Kedua surat itu langsung dilayangkan ke orang nomor satu di Pemkot Magelang Sigit Widyonindito pada 11 Desember 2012 lalu.

"Sudah kita tetapkan sebagai tersangka dalam surat pemanggilan itu. Yang dikirimkan bersamaan dengan surat pengantar permohonan pemanggilan," tegas Wakapolres Magelang Kota Kompol Budiharto saat ditemui merdeka.com Kamis(13/12) di Mapolres Magelang Kota, Kompleks Alun-alun Kota Magelang, Jateng.

Keenam saksi yang diperiksa itu adalah beberapa saksi-saksi yang melihat secara langsung kekerasan yang dilakukan Joko Prasetyo terhadap istrinya Siti Rubaidah (41) atau biasa dipanggil Ida.

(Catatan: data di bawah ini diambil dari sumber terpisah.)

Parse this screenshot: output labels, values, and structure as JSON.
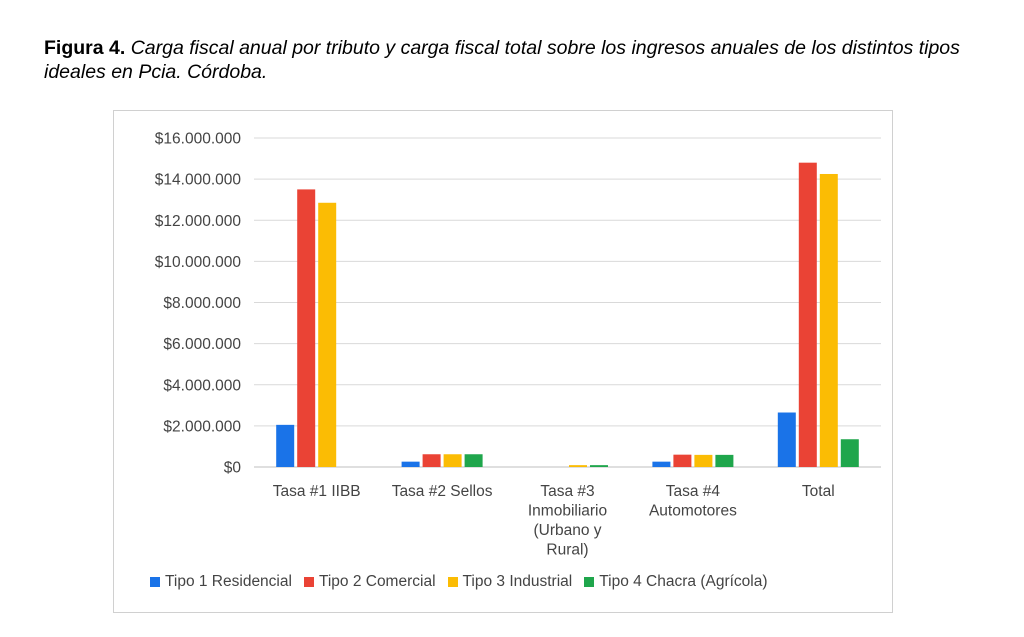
{
  "caption": {
    "label": "Figura 4.",
    "text": "Carga fiscal anual por tributo y carga fiscal total sobre los ingresos anuales de los distintos tipos ideales en Pcia. Córdoba."
  },
  "chart_data": {
    "type": "bar",
    "title": "",
    "xlabel": "",
    "ylabel": "",
    "ylim": [
      0,
      16000000
    ],
    "yticks": [
      "$0",
      "$2.000.000",
      "$4.000.000",
      "$6.000.000",
      "$8.000.000",
      "$10.000.000",
      "$12.000.000",
      "$14.000.000",
      "$16.000.000"
    ],
    "grid": true,
    "legend_position": "bottom",
    "categories": [
      [
        "Tasa #1 IIBB"
      ],
      [
        "Tasa #2 Sellos"
      ],
      [
        "Tasa #3",
        "Inmobiliario",
        "(Urbano y",
        "Rural)"
      ],
      [
        "Tasa #4",
        "Automotores"
      ],
      [
        "Total"
      ]
    ],
    "series": [
      {
        "name": "Tipo 1 Residencial",
        "color": "#1a73e8",
        "values": [
          2050000,
          260000,
          0,
          260000,
          2650000
        ]
      },
      {
        "name": "Tipo 2 Comercial",
        "color": "#ea4335",
        "values": [
          13500000,
          620000,
          0,
          600000,
          14800000
        ]
      },
      {
        "name": "Tipo 3 Industrial",
        "color": "#fbbc04",
        "values": [
          12850000,
          620000,
          90000,
          590000,
          14250000
        ]
      },
      {
        "name": "Tipo 4 Chacra (Agrícola)",
        "color": "#1fa64c",
        "values": [
          0,
          620000,
          90000,
          590000,
          1350000
        ]
      }
    ]
  }
}
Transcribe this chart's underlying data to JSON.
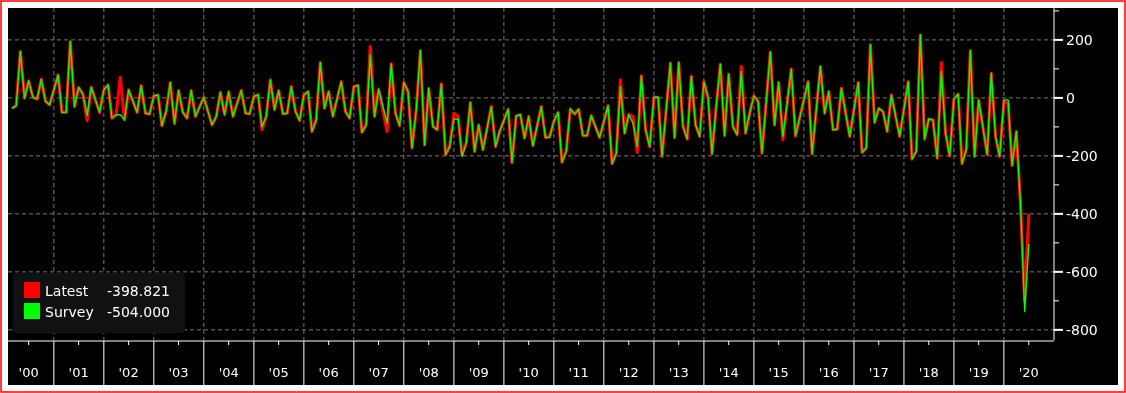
{
  "chart_data": {
    "type": "line",
    "x": [
      "2000-03",
      "2000-04",
      "2000-05",
      "2000-06",
      "2000-07",
      "2000-08",
      "2000-09",
      "2000-10",
      "2000-11",
      "2000-12",
      "2001-02",
      "2001-03",
      "2001-04",
      "2001-05",
      "2001-06",
      "2001-07",
      "2001-08",
      "2001-09",
      "2001-10",
      "2001-12",
      "2002-01",
      "2002-02",
      "2002-03",
      "2002-04",
      "2002-05",
      "2002-06",
      "2002-07",
      "2002-09",
      "2002-10",
      "2002-11",
      "2002-12",
      "2003-01",
      "2003-02",
      "2003-03",
      "2003-04",
      "2003-05",
      "2003-06",
      "2003-07",
      "2003-08",
      "2003-09",
      "2003-10",
      "2003-11",
      "2004-01",
      "2004-03",
      "2004-04",
      "2004-05",
      "2004-06",
      "2004-07",
      "2004-08",
      "2004-10",
      "2004-11",
      "2004-12",
      "2005-01",
      "2005-02",
      "2005-03",
      "2005-04",
      "2005-05",
      "2005-06",
      "2005-07",
      "2005-08",
      "2005-09",
      "2005-10",
      "2005-11",
      "2005-12",
      "2006-01",
      "2006-02",
      "2006-03",
      "2006-04",
      "2006-05",
      "2006-06",
      "2006-07",
      "2006-08",
      "2006-10",
      "2006-11",
      "2006-12",
      "2007-01",
      "2007-02",
      "2007-03",
      "2007-04",
      "2007-05",
      "2007-06",
      "2007-07",
      "2007-09",
      "2007-10",
      "2007-11",
      "2007-12",
      "2008-01",
      "2008-02",
      "2008-03",
      "2008-04",
      "2008-05",
      "2008-06",
      "2008-07",
      "2008-08",
      "2008-09",
      "2008-10",
      "2008-11",
      "2008-12",
      "2009-01",
      "2009-02",
      "2009-03",
      "2009-04",
      "2009-05",
      "2009-06",
      "2009-07",
      "2009-08",
      "2009-10",
      "2009-11",
      "2009-12",
      "2010-02",
      "2010-03",
      "2010-04",
      "2010-05",
      "2010-06",
      "2010-07",
      "2010-08",
      "2010-10",
      "2010-11",
      "2010-12",
      "2011-01",
      "2011-02",
      "2011-03",
      "2011-04",
      "2011-05",
      "2011-06",
      "2011-07",
      "2011-08",
      "2011-09",
      "2011-10",
      "2011-12",
      "2012-02",
      "2012-03",
      "2012-04",
      "2012-05",
      "2012-06",
      "2012-07",
      "2012-08",
      "2012-09",
      "2012-10",
      "2012-11",
      "2012-12",
      "2013-01",
      "2013-02",
      "2013-03",
      "2013-05",
      "2013-06",
      "2013-07",
      "2013-08",
      "2013-09",
      "2013-10",
      "2013-11",
      "2013-12",
      "2014-01",
      "2014-02",
      "2014-03",
      "2014-04",
      "2014-05",
      "2014-06",
      "2014-07",
      "2014-08",
      "2014-09",
      "2014-10",
      "2014-11",
      "2014-12",
      "2015-01",
      "2015-02",
      "2015-03",
      "2015-05",
      "2015-06",
      "2015-07",
      "2015-08",
      "2015-10",
      "2015-11",
      "2016-02",
      "2016-03",
      "2016-05",
      "2016-06",
      "2016-07",
      "2016-08",
      "2016-09",
      "2016-10",
      "2016-12",
      "2017-02",
      "2017-03",
      "2017-04",
      "2017-05",
      "2017-06",
      "2017-07",
      "2017-08",
      "2017-09",
      "2017-10",
      "2017-12",
      "2018-02",
      "2018-03",
      "2018-04",
      "2018-05",
      "2018-06",
      "2018-07",
      "2018-08",
      "2018-09",
      "2018-10",
      "2018-11",
      "2018-12",
      "2019-01",
      "2019-02",
      "2019-03",
      "2019-04",
      "2019-05",
      "2019-06",
      "2019-07",
      "2019-09",
      "2019-10",
      "2019-11",
      "2019-12",
      "2020-01",
      "2020-02",
      "2020-03",
      "2020-04",
      "2020-05",
      "2020-06",
      "2020-07"
    ],
    "series": [
      {
        "name": "Latest",
        "color": "#ff0000",
        "values": [
          -36,
          -27,
          160,
          -1,
          59,
          2,
          -4,
          64,
          -12,
          -24,
          79,
          -50,
          -50,
          194,
          -30,
          36,
          13,
          -78,
          37,
          -50,
          28,
          45,
          -70,
          -58,
          71,
          -76,
          28,
          -50,
          42,
          -53,
          -56,
          7,
          10,
          -96,
          -47,
          53,
          -89,
          25,
          -50,
          -70,
          25,
          -64,
          2,
          -93,
          -64,
          19,
          -58,
          21,
          -64,
          26,
          -53,
          -55,
          5,
          11,
          -110,
          -64,
          62,
          -41,
          25,
          -55,
          -53,
          39,
          -47,
          -78,
          10,
          22,
          -116,
          -76,
          122,
          -36,
          22,
          -64,
          56,
          -47,
          -70,
          39,
          43,
          -119,
          -93,
          177,
          -64,
          30,
          -116,
          117,
          -53,
          -96,
          53,
          22,
          -173,
          -41,
          163,
          -162,
          33,
          -99,
          -110,
          48,
          -196,
          -168,
          -53,
          -64,
          -196,
          -156,
          -16,
          -185,
          -93,
          -179,
          -30,
          -168,
          -116,
          -39,
          -223,
          -62,
          -58,
          -139,
          -64,
          -165,
          -30,
          -137,
          -135,
          -81,
          -50,
          -222,
          -185,
          -38,
          -56,
          -39,
          -130,
          -130,
          -61,
          -137,
          -27,
          -227,
          -191,
          62,
          -122,
          -58,
          -64,
          -188,
          76,
          -110,
          -168,
          2,
          2,
          -202,
          120,
          -137,
          122,
          -99,
          -142,
          74,
          -93,
          -133,
          56,
          -1,
          -193,
          -30,
          116,
          -130,
          82,
          -99,
          -127,
          108,
          -122,
          -53,
          7,
          -12,
          -191,
          158,
          -93,
          53,
          -145,
          99,
          -131,
          56,
          -193,
          108,
          -53,
          22,
          -110,
          -108,
          33,
          -133,
          53,
          -188,
          -173,
          183,
          -85,
          -36,
          -47,
          -116,
          10,
          -133,
          56,
          -211,
          -185,
          217,
          -142,
          -73,
          -76,
          -208,
          122,
          -122,
          -200,
          -4,
          13,
          -227,
          -179,
          163,
          -202,
          -7,
          -196,
          85,
          -133,
          -202,
          -12,
          -20,
          -233,
          -116,
          -363,
          -700,
          -399
        ]
      },
      {
        "name": "Survey",
        "color": "#00ff00",
        "values": [
          -36,
          -27,
          160,
          -1,
          59,
          2,
          -4,
          64,
          -12,
          -24,
          79,
          -50,
          -50,
          194,
          -30,
          36,
          13,
          -60,
          37,
          -50,
          28,
          45,
          -70,
          -58,
          -58,
          -76,
          28,
          -50,
          42,
          -53,
          -56,
          7,
          10,
          -96,
          -47,
          53,
          -89,
          25,
          -50,
          -70,
          25,
          -64,
          2,
          -93,
          -64,
          19,
          -58,
          21,
          -64,
          26,
          -53,
          -55,
          5,
          11,
          -100,
          -64,
          62,
          -41,
          25,
          -55,
          -53,
          39,
          -47,
          -78,
          10,
          22,
          -116,
          -76,
          122,
          -36,
          22,
          -64,
          56,
          -47,
          -70,
          39,
          43,
          -119,
          -93,
          148,
          -64,
          30,
          -87,
          117,
          -53,
          -96,
          53,
          22,
          -173,
          -41,
          163,
          -162,
          33,
          -99,
          -110,
          48,
          -196,
          -168,
          -73,
          -73,
          -202,
          -156,
          -16,
          -185,
          -93,
          -179,
          -30,
          -168,
          -116,
          -39,
          -223,
          -62,
          -58,
          -139,
          -64,
          -165,
          -30,
          -137,
          -135,
          -81,
          -50,
          -222,
          -185,
          -38,
          -56,
          -39,
          -130,
          -130,
          -61,
          -137,
          -27,
          -227,
          -191,
          39,
          -122,
          -58,
          -87,
          -168,
          76,
          -110,
          -168,
          2,
          2,
          -202,
          120,
          -137,
          122,
          -99,
          -142,
          74,
          -93,
          -133,
          56,
          -1,
          -193,
          -30,
          116,
          -130,
          82,
          -99,
          -127,
          91,
          -122,
          -53,
          7,
          -12,
          -191,
          158,
          -93,
          53,
          -133,
          99,
          -131,
          56,
          -193,
          108,
          -53,
          22,
          -110,
          -108,
          33,
          -133,
          53,
          -188,
          -173,
          183,
          -85,
          -36,
          -47,
          -116,
          10,
          -133,
          56,
          -211,
          -185,
          217,
          -142,
          -73,
          -76,
          -208,
          91,
          -122,
          -200,
          -4,
          13,
          -227,
          -179,
          163,
          -202,
          -7,
          -196,
          85,
          -133,
          -202,
          -7,
          -7,
          -233,
          -116,
          -363,
          -736,
          -504
        ]
      }
    ],
    "xlim": [
      "2000-02",
      "2021-01"
    ],
    "xticks": [
      {
        "value": "2000-07",
        "label": "'00"
      },
      {
        "value": "2001-01",
        "label": null
      },
      {
        "value": "2001-07",
        "label": "'01"
      },
      {
        "value": "2002-01",
        "label": null
      },
      {
        "value": "2002-07",
        "label": "'02"
      },
      {
        "value": "2003-01",
        "label": null
      },
      {
        "value": "2003-07",
        "label": "'03"
      },
      {
        "value": "2004-01",
        "label": null
      },
      {
        "value": "2004-07",
        "label": "'04"
      },
      {
        "value": "2005-01",
        "label": null
      },
      {
        "value": "2005-07",
        "label": "'05"
      },
      {
        "value": "2006-01",
        "label": null
      },
      {
        "value": "2006-07",
        "label": "'06"
      },
      {
        "value": "2007-01",
        "label": null
      },
      {
        "value": "2007-07",
        "label": "'07"
      },
      {
        "value": "2008-01",
        "label": null
      },
      {
        "value": "2008-07",
        "label": "'08"
      },
      {
        "value": "2009-01",
        "label": null
      },
      {
        "value": "2009-07",
        "label": "'09"
      },
      {
        "value": "2010-01",
        "label": null
      },
      {
        "value": "2010-07",
        "label": "'10"
      },
      {
        "value": "2011-01",
        "label": null
      },
      {
        "value": "2011-07",
        "label": "'11"
      },
      {
        "value": "2012-01",
        "label": null
      },
      {
        "value": "2012-07",
        "label": "'12"
      },
      {
        "value": "2013-01",
        "label": null
      },
      {
        "value": "2013-07",
        "label": "'13"
      },
      {
        "value": "2014-01",
        "label": null
      },
      {
        "value": "2014-07",
        "label": "'14"
      },
      {
        "value": "2015-01",
        "label": null
      },
      {
        "value": "2015-07",
        "label": "'15"
      },
      {
        "value": "2016-01",
        "label": null
      },
      {
        "value": "2016-07",
        "label": "'16"
      },
      {
        "value": "2017-01",
        "label": null
      },
      {
        "value": "2017-07",
        "label": "'17"
      },
      {
        "value": "2018-01",
        "label": null
      },
      {
        "value": "2018-07",
        "label": "'18"
      },
      {
        "value": "2019-01",
        "label": null
      },
      {
        "value": "2019-07",
        "label": "'19"
      },
      {
        "value": "2020-01",
        "label": null
      },
      {
        "value": "2020-07",
        "label": "'20"
      }
    ],
    "ylim": [
      -835,
      310
    ],
    "yticks": [
      {
        "value": 300,
        "label": null
      },
      200,
      {
        "value": 100,
        "label": null
      },
      0,
      {
        "value": -100,
        "label": null
      },
      -200,
      {
        "value": -300,
        "label": null
      },
      -400,
      {
        "value": -500,
        "label": null
      },
      -600,
      {
        "value": -700,
        "label": null
      },
      -800
    ],
    "grid": true,
    "legend": "bottom left",
    "annotations": [
      "-398.821",
      "-504.000"
    ]
  }
}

Baik KDRT yang terjadi di rumah dinas maupun rumah pribadi.

"Kami tidak bisa menyebutkan secara langsung satu persatu dari mereka. Hal itu dilakukan guna penyidikan kami," jelasnya.

Terkait, salah satu anak tersangka Joko Prasetyo yang dijadikan saksi namun tidak dipanggil, Kompol Budiharto menyatakan karena faktor usia masih di bawah umur dan sudah cukup bukti dan saksi.

Informasi yang diterima polisi, Joko sudah memberikan kabar akan hadir dalam pemanggilan dan pemeriksaan yang akan dilakukan pada Sabtu (15/12) besok.

"Kami telah melakukan klarifikasi awal dan secara gentelmen mengakui bahwa dirinya melakukan pemukulan. Dia (Joko) bersikap kooperatif sehingga tidak perlu ada upaya cegah tangkal. Jika sebanyak dua kali tak hadiri panggilan baru kita lakukan penjemputan paksa," tegasnya.

Budiharto mengimbau kepada masyarakat Kota Magelang untuk tetap tenang dan tidak terpancing oleh isu-isu yang tidak bertanggungjawab yang bersifat provokatif. Sebab, polisi sudah secara proaktif melakukan proses hukum terhadap kasus KDRT ini.

Sebelumnya, Ida juga melaporkan suaminya, Joko Prasetyo yang akrab dipanggil Joko Cilik ke Polres Magelang Kota dalam kasus dugaan kekerasan dalam rumah tangga. Selain itu, Ida juga sudah melaporkan suaminya ke Women Crisis Center (WCC) Kota Magelang.

Joko dilaporkan ke Polres Kota Magelang karena telah melakukan KDRT sebanyak lebih dari 20 kali menggunakan sandal. Hal itu diperkuat dengan bukti hasil pemeriksaan dokter di Rumah Sakit Yoga Dharma Kecamatan Mertoyudan.

Akibat KDRT itu, korban Ida mengalami luka di sekitar kepala, lengan, dan punggung. Ida mengatakan, peristiwa KDRT berawal dari BlackBerry Messenger (BBM) mesra antara suaminya dengan seorang wanita yang dia baca di ponsel milik Joko. Kemudian BB suaminya dia simpan. Rupanya Joko marah dan terjadilah KDRT tersebut.

Atas laporan Ida ke polisi, Joko Cilik terancam pidana penjara lima tahun berdasarkan UU Nomor 23 Tahun 2004 tentang Penghapusan KDRT Pasal 44 ayat 1 dan atau 4. Joko sendiri mengaku kalau Ida lebih dulu memukuli dirinya.